Brian Weatherson 04.13.04 at 8:26 pm

There was just an interchange between the commissioners and an FBI guy (sorry, I forgot the name) about that number. It seems that every individual working on OBL, including those chasing money trails, was counted as a ‘full investigation’. Slade Gorton was trying to argue that on its natural interpretation that sentence suggested everything was under control, which I think is a little too charitable to the administration, but it certainly sounds like a very bizarre counting scheme.


Dutch 04.13.04 at 8:36 pm

I did read that a bit differently.
There were 70 FBI investigations related to al Qaeda. There was intelligence of a possible attack in the near future. Nobody told the FBI about that. Roemer was asking Rice wether it was her responsibility to make sure the FBI was informed. That is, “tasking” the FBI to connect this intelligence to their ongoing investigations.

I think a bureaucratic mishap is more likely than a transparent lie.

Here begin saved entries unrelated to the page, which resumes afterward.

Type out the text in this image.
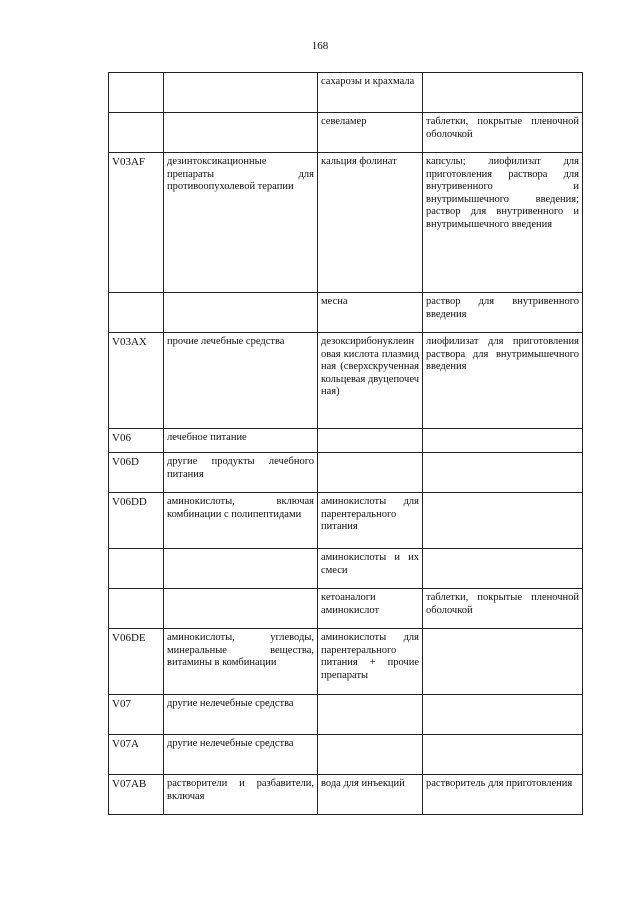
168
		сахарозы и крахмала	
		севеламер	таблетки, покрытые пленочной оболочкой
V03AF	дезинтоксикационные препараты для противоопухолевой терапии	кальция фолинат	капсулы; лиофилизат для приготовления раствора для внутривенного и внутримышечного введения; раствор для внутривенного и внутримышечного введения
		месна	раствор для внутривенного введения
V03AX	прочие лечебные средства	дезоксирибонуклеиновая кислота плазмидная (сверхскрученная кольцевая двуцепочечная)	лиофилизат для приготовления раствора для внутримышечного введения
V06	лечебное питание		
V06D	другие продукты лечебного питания		
V06DD	аминокислоты, включая комбинации с полипептидами	аминокислоты для парентерального питания	
		аминокислоты и их смеси	
		кетоаналоги аминокислот	таблетки, покрытые пленочной оболочкой
V06DE	аминокислоты, углеводы, минеральные вещества, витамины в комбинации	аминокислоты для парентерального питания + прочие препараты	
V07	другие нелечебные средства		
V07A	другие нелечебные средства		
V07AB	растворители и разбавители, включая	вода для инъекций	растворитель для приготовления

Thomas 04.13.04 at 8:51 pm

There’s no suggestion that they haven’t been able to verify the 70 full field investigations. What Roemer says they haven’t been able to verify is a “tasking” of field offices by HQ in relation to the specific threats identified in the summer of 2001. Of course, some of those threats were identified and analyzed by the FBI, so I’m not sure why there would be any record of HQ or the NSC, through the AG, directing those investigations. And there is some suggestion that the FBI did in fact put out communications to the field on the issue. See Gorelick’s questioning of Rice, in which she calls the communications “feckless.” Finally, my understanding is that the counter-terror efforts inside the FBI were coordinated by teleconference, which would explain the limited writings available on the subject. (The FBI briefings up were also generally unwritten, which has its advantages and disadvantages from a bureaucreatic CYA perspective.)


Ted Barlow 04.13.04 at 8:52 pm

I’m thinking “shameless ass-covering” more than “transparent lie”. That is, the person in charge offers a seriously misleading report, portraying ample FBI attention spent on OBL/AQ, in order to have an answer to the question, “What are we doing about this?” The testimony cited by Brian, in my mind, reinforces that reading.


John Isbell 04.13.04 at 9:04 pm

Further to Brian and Ted, I picture the guy producing that bullet point wading through FBI investigations into, oh, just about anything, and seeing how he can refer to them a Al Qaeda investigations for the President’s big briefing. Now if you can call each G-man an investigation, so much the better. And why not.